MyShake — Early Earthquake Warning App

MyShake is a citizen science app originating from UC Berkeley that uses machine learning to turn smartphones into earthquake sensors. The app's ML algorithms analyze phone accelerometer data to detect earthquake shaking, feeding research models for structural health monitoring and ground-motion prediction. Early warning alerts are powered by USGS ShakeAlert's automated seismic algorithms. The app also allows users to report earthquake experiences and educates about earthquake safety.

MyShake Early Earthquake Warning App cover
Company UC Berkeley
Platform iOS & Android
Timeline 2019–2021
Role Lead UX Designer
Context Championed accessibility improvements and redesign for MyShake — an ML-powered earthquake early warning app at UC Berkeley.
Team Engineers (Front-end and Back-end), Product Manager, Director, Researcher, Seismologists

I led a comprehensive accessibility audit and redesign of the MyShake app to ensure WCAG compliance and equitable access to earthquake early warnings. I owned UX research and design, QA, customer service integration, and copywriting while navigating key challenges: team resistance to changing brand design, building expertise with VoiceOver and TalkBack, and pandemic-related testing constraints that limited access to differently-abled users.

Key outcomes from the accessibility-centered redesign approach:

320% Increase in iOS downloads
660% Increase in Android downloads
AA WCAG 2.1 Compliance achieved
Positive feedback from UC Berkeley stakeholders, CalOES Access team, and end users
Streamlined redesign influenced by accessibility improvements
iOS download rate
Android download rate

What is MyShake?

MyShake is an ML-powered citizen science app from UC Berkeley. It uses machine learning to detect earthquakes through smartphone accelerometer data, distinguishing real seismic activity from everyday phone motion.

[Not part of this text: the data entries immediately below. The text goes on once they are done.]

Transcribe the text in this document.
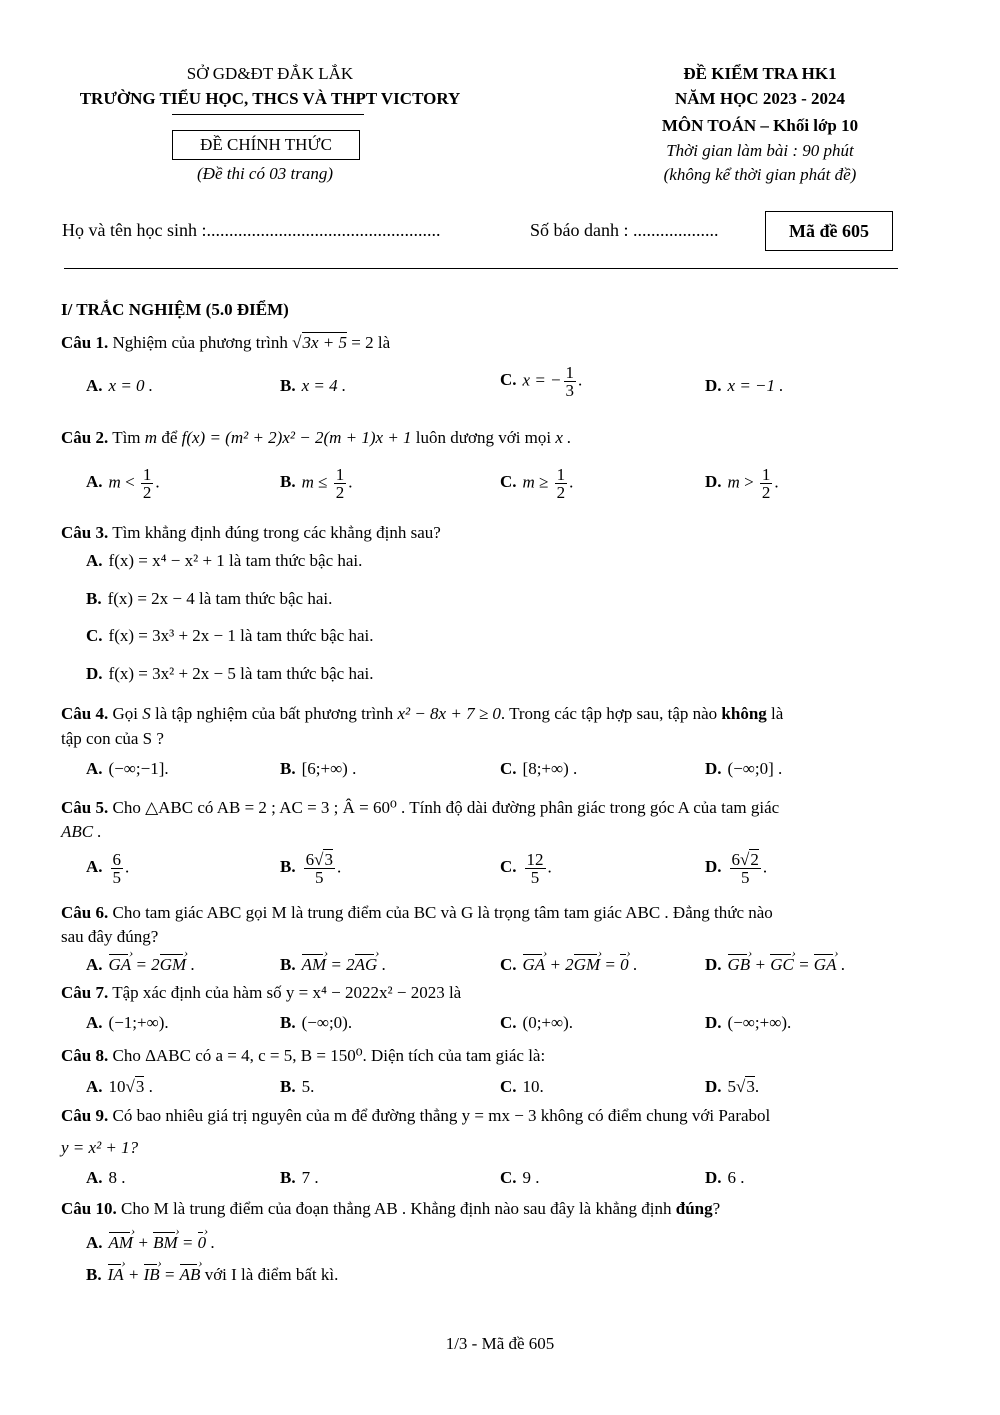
SỞ GD&ĐT ĐẮK LẮK
TRƯỜNG TIỂU HỌC, THCS VÀ THPT VICTORY
ĐỀ CHÍNH THỨC
(Đề thi có 03 trang)
ĐỀ KIỂM TRA HK1
NĂM HỌC 2023 - 2024
MÔN TOÁN – Khối lớp 10
Thời gian làm bài : 90 phút
(không kể thời gian phát đề)
Họ và tên học sinh :....................................................	Số báo danh : ...................	Mã đề 605
I/ TRẮC NGHIỆM (5.0 ĐIỂM)
Câu 1. Nghiệm của phương trình √3x + 5 = 2 là
A. x = 0 .	B. x = 4 .	C. x = − $\frac{1}{3}$ .	D. x = −1 .
Câu 2. Tìm m để f(x) = (m² + 2)x² − 2(m + 1)x + 1 luôn dương với mọi x .
A. $m < \frac{1}{2}$ .	B. $m \le \frac{1}{2}$ .	C. $m \ge \frac{1}{2}$ .	D. $m > \frac{1}{2}$ .
Câu 3. Tìm khẳng định đúng trong các khẳng định sau?
A. f(x) = x⁴ − x² + 1 là tam thức bậc hai.
B. f(x) = 2x − 4 là tam thức bậc hai.
C. f(x) = 3x³ + 2x − 1 là tam thức bậc hai.
D. f(x) = 3x² + 2x − 5 là tam thức bậc hai.
Câu 4. Gọi S là tập nghiệm của bất phương trình x² − 8x + 7 ≥ 0. Trong các tập hợp sau, tập nào không là
tập con của S ?
A. (−∞;−1].	B. [6;+∞) .	C. [8;+∞) .	D. (−∞;0] .
Câu 5. Cho △ABC có AB = 2 ; AC = 3 ; Â = 60⁰ . Tính độ dài đường phân giác trong góc A của tam giác
ABC .
A. $\frac{6}{5}$ .	B. $\frac{6√3}{5}$ .	C. $\frac{12}{5}$ .	D. $\frac{6√2}{5}$ .
Câu 6. Cho tam giác ABC gọi M là trung điểm của BC và G là trọng tâm tam giác ABC . Đẳng thức nào
sau đây đúng?
A. GA › = 2GM › .	B. AM › = 2AG › .	C. GA › + 2GM › = 0 › .	D. GB › + GC › = GA › .
Câu 7. Tập xác định của hàm số y = x⁴ − 2022x² − 2023 là
A. (−1;+∞).	B. (−∞;0).	C. (0;+∞).	D. (−∞;+∞).
Câu 8. Cho ΔABC có a = 4, c = 5, B = 150⁰. Diện tích của tam giác là:
A. 10√3 .	B. 5.	C. 10.	D. 5√3.
Câu 9. Có bao nhiêu giá trị nguyên của m để đường thẳng y = mx − 3 không có điểm chung với Parabol
y = x² + 1?
A. 8 .	B. 7 .	C. 9 .	D. 6 .
Câu 10. Cho M là trung điểm của đoạn thẳng AB . Khẳng định nào sau đây là khẳng định đúng?
A. AM › + BM › = 0 › .
B. IA › + IB › = AB › với I là điểm bất kì.
1/3 - Mã đề 605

Crowdsourced sensor data feeds research models for structural health monitoring and ground-motion prediction, while early warning alerts are powered by USGS ShakeAlert's automated seismic network.

The Problem

Not all users were able to use the app to its full capabilities. By not adhering to WCAG (Web Content Accessibility Guidelines), the app faced legal risks, frustrated differently-abled users, created life-threatening situations for those who couldn't access critical alerts, and limited the user base.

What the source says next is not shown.